Genetic Cancer Locus
By Sean Henahan, Access Excellence
Memphis,
TN (12/8/97)- The discovery of a single genetic locus associated with
many human cancers should have major implications for the development of
future cancer therapies.
Researchers at St. Jude Children's Research Hospital have identified
a new tumor suppressor gene called ARF. While in the process of investigating
this gene, they made a related discovery with possibly even farther reaching
implications. They have identified a single genetic locus called INK4a
encodes protein products that regulate the most frequently targeted biochemical
pathways in human cancers.
The St. Jude researchers discovered that ARF interacts with one of the
most frequently mutated tumor suppressor genes in human cancer, p53. They
report that tumor suppression by ARF in mice could not occur if p53, which
causes cells with defective DNA to arrest their growth and to self-destruct,
is itself defective, missing, or otherwise nonfunctional. The research
team had previously discovered that ARF appeared to be embedded in INK4a.
"This economical, overlapping organization of both the ARF and INK4a
genes in the same chromosomal location, observed in both mice and humans,
is not seen anywhere else in mammals," explained Charles J. Sherr, M.D., Ph.D., an investigator of the Howard Hughes Medical Institute.
The other cancer-related biochemical pathway, previously discovered,
involves a protein separately encoded by INK4a that affects the activity
of another tumor suppressor, the retinoblastoma protein, RB.

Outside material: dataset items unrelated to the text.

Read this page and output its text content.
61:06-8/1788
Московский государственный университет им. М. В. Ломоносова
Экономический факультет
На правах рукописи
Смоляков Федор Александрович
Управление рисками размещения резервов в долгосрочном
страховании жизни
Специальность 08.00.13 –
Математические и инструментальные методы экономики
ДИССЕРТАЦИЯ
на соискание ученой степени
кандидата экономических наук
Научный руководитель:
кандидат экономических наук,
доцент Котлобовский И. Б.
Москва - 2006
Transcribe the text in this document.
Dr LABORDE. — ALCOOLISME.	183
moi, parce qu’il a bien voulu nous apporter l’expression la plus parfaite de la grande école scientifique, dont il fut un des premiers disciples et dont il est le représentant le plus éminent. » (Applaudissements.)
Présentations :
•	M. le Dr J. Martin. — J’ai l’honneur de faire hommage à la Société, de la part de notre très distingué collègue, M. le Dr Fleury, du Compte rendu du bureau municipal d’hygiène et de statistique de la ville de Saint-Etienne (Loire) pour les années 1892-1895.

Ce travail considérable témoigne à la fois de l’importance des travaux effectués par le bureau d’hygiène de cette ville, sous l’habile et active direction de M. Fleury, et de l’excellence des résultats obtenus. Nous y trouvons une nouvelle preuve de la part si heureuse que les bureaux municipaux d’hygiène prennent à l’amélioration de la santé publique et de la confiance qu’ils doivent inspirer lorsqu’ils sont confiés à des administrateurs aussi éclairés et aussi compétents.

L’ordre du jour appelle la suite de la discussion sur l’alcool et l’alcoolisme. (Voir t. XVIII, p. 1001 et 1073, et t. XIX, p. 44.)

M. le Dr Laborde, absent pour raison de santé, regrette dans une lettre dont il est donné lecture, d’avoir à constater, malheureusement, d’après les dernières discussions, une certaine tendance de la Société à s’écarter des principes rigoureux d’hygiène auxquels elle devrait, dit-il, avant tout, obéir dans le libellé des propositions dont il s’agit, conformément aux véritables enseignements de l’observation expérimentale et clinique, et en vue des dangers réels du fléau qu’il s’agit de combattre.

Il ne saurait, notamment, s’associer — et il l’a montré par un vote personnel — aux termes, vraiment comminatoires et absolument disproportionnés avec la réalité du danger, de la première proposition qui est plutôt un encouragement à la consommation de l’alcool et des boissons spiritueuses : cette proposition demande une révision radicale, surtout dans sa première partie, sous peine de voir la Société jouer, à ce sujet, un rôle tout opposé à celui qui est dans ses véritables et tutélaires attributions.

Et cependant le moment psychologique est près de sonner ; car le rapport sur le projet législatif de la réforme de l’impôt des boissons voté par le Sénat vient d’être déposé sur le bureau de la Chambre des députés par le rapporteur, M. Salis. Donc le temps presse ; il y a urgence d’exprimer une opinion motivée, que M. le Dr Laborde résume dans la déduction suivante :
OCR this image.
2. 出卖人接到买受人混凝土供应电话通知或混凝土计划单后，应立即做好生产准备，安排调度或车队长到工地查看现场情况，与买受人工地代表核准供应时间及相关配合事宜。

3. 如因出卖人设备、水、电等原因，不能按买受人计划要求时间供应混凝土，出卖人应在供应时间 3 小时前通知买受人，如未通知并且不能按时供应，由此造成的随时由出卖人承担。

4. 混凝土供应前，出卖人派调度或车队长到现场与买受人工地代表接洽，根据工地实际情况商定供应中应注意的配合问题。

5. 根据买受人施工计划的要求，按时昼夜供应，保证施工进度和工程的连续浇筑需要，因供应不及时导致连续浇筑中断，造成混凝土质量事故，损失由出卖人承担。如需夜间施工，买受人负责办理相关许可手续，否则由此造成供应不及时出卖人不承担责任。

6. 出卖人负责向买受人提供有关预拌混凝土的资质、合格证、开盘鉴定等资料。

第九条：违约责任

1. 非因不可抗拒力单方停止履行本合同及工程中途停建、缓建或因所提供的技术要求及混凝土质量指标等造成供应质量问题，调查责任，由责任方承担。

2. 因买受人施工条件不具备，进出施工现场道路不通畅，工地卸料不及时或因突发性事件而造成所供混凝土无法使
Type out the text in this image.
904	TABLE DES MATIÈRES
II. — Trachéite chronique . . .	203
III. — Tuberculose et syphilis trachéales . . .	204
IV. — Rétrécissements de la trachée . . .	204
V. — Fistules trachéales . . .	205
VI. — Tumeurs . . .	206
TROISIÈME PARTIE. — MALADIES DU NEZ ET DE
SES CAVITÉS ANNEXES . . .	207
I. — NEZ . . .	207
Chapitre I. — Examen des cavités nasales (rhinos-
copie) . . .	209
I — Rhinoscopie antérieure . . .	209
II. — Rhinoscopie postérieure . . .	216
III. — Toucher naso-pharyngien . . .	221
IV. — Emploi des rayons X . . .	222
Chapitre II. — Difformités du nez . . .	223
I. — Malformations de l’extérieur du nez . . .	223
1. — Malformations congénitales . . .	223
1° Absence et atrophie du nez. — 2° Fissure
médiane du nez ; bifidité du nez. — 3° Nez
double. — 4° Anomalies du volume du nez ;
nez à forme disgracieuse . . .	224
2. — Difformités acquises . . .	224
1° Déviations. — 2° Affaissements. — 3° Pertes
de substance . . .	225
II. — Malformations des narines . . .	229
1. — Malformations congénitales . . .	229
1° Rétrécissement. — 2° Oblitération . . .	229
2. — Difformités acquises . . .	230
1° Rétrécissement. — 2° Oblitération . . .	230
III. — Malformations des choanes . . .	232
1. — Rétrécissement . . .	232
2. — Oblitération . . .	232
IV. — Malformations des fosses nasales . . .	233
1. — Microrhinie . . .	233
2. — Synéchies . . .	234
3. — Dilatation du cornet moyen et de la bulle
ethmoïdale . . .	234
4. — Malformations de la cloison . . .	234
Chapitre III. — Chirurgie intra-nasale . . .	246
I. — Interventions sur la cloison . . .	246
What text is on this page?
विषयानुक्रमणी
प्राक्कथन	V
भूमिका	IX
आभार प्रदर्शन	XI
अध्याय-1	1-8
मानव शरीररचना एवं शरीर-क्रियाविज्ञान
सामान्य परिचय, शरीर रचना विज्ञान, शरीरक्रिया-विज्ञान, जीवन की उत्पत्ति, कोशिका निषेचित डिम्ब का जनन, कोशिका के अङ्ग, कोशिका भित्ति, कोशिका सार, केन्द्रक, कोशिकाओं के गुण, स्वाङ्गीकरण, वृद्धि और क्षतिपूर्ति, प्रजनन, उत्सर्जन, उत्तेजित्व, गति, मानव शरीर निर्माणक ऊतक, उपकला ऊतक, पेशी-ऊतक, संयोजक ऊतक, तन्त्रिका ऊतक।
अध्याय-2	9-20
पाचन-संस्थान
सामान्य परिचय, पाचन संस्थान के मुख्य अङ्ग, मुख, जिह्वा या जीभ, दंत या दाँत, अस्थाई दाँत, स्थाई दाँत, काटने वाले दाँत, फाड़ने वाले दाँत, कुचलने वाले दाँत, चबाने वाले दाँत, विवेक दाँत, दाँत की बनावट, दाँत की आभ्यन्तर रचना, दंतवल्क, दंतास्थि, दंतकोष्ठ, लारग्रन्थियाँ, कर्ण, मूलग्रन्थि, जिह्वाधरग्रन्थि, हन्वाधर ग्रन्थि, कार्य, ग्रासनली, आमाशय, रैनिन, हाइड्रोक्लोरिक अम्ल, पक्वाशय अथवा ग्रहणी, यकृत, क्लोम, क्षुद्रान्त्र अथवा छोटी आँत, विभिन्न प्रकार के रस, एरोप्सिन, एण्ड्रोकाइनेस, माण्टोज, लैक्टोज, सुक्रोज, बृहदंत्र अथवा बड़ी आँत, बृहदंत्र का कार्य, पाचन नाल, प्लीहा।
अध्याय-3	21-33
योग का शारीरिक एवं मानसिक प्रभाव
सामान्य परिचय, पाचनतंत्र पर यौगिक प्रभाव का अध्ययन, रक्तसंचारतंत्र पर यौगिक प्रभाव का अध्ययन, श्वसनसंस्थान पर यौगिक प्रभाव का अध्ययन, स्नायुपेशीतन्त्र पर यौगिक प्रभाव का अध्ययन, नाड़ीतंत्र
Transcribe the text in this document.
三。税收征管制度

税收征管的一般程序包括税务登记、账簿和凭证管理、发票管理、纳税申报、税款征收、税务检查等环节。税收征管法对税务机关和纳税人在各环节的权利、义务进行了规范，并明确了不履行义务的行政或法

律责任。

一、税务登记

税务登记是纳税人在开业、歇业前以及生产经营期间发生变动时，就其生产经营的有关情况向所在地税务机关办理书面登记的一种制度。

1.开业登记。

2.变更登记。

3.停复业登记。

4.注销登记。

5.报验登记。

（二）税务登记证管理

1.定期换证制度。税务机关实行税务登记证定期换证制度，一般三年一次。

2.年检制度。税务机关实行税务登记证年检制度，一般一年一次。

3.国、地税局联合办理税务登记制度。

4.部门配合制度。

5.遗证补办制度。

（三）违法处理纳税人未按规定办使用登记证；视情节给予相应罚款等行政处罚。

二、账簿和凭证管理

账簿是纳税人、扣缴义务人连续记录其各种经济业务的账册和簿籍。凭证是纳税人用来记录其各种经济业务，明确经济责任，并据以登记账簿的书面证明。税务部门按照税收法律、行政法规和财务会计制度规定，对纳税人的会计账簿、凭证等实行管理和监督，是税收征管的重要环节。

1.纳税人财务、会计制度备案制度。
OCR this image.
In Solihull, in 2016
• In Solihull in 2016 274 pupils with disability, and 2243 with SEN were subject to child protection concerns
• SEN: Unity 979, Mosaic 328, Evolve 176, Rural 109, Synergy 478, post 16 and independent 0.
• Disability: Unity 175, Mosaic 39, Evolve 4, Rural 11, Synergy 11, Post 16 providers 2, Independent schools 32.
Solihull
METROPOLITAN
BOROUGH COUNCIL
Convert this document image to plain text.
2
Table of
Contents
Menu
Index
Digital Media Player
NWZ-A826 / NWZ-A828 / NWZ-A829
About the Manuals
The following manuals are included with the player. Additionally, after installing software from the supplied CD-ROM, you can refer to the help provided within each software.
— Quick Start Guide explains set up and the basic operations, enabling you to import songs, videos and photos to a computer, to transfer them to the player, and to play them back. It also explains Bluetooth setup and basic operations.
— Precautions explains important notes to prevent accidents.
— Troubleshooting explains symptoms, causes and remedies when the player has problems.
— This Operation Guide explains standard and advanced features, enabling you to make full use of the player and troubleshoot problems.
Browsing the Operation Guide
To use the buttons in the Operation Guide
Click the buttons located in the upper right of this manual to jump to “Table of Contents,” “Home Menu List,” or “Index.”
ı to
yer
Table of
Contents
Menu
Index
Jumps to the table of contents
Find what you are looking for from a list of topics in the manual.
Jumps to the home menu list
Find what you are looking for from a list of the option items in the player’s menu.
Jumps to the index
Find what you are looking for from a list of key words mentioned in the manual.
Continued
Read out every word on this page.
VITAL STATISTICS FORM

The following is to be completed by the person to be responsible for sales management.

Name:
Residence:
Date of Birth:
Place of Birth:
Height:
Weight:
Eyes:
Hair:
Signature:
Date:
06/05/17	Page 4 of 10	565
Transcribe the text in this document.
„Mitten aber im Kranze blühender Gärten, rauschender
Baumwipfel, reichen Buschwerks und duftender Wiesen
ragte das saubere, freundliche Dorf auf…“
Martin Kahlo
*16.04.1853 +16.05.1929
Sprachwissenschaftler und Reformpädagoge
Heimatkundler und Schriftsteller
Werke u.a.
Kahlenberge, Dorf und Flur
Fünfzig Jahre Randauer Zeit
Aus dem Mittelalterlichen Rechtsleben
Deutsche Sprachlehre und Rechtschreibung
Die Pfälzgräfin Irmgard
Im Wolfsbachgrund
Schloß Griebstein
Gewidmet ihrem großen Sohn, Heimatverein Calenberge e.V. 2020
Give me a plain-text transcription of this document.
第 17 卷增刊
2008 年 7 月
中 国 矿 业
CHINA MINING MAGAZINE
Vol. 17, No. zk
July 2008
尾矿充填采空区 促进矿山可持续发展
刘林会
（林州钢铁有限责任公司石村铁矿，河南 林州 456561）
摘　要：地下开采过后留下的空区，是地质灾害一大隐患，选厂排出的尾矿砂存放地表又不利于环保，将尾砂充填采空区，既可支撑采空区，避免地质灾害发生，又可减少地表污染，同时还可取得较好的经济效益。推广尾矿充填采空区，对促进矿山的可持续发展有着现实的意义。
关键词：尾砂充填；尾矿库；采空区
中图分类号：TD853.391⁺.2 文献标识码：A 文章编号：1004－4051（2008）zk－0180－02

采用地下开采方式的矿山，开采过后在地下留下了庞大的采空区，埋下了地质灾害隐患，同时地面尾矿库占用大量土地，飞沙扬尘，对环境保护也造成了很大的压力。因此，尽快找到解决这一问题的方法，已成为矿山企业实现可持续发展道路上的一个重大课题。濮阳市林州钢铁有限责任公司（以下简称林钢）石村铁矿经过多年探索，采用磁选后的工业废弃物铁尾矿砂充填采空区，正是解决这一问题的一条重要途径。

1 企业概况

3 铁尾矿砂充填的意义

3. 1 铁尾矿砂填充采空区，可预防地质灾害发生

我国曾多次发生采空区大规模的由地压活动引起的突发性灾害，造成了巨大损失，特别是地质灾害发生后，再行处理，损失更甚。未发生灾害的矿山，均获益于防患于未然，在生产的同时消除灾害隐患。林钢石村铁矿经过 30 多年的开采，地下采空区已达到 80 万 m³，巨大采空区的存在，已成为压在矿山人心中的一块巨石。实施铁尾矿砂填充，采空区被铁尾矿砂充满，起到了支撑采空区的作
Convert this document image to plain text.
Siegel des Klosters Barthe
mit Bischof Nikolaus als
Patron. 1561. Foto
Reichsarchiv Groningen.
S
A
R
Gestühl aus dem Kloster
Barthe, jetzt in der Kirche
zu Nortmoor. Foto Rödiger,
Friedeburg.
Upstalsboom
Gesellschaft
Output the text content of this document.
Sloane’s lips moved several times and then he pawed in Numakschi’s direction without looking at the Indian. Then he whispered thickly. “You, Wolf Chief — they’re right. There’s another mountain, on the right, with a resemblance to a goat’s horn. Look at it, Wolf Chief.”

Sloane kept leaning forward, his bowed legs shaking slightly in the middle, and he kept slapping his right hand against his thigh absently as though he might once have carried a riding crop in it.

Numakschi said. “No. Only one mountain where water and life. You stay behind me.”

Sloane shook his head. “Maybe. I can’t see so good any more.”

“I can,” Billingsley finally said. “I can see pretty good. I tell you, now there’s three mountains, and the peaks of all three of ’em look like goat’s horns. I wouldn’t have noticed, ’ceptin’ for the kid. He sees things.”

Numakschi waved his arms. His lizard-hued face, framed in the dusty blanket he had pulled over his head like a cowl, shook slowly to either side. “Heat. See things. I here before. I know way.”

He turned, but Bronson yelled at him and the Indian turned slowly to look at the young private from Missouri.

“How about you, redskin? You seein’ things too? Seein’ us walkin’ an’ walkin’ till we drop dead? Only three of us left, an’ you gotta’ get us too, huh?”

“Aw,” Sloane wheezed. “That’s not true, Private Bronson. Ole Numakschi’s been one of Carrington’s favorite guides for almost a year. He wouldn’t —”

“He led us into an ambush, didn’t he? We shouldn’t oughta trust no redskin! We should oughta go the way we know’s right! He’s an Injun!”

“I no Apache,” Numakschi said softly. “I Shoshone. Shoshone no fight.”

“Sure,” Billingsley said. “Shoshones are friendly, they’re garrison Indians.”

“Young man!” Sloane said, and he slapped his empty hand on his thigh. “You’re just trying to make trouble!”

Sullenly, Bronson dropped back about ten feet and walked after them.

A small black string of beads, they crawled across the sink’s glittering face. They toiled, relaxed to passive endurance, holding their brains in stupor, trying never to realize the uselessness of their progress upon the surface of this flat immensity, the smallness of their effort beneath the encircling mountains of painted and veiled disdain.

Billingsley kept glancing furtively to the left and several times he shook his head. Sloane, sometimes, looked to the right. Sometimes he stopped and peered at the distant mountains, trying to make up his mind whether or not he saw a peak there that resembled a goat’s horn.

"What is most surprising," said Sherr, "is that a single genetic
locus, INK4a/ARF, encodes two different products that regulate the two
biochemical pathways involving p53 and RB." Mutations and deletions
that adversely affect the INK4a/ARF locus are very common in different forms of human
cancer.
Sherr and his team confirmed ARF as a tumor suppressor by finding that,
when ARF is eliminated or knocked-out in mice, the mice develop cancers.
At two months of age, mice deprived of ARF began to develop cancer spontaneously and, by six months, a third exhibited malignant tumors.
Treating the mice with a known carcinogen or with X-rays hastened the onset
of tumors. Conversely, mouse cell lines missing the protein encoded
by ARF promptly stopped proliferating when the ARF protein was reintroduced
in the cells via a retroviral vector.
The exact mechanism by which ARF exerts its antiproliferative effects
on cells is unknown. The researchers believe ARF may operate, like p53,
through another cell growth inhibitor called p21Cip1 , which is found at
increased levels in the presence of ARF.
The research appears in the November 27, 1997 issue of Cell.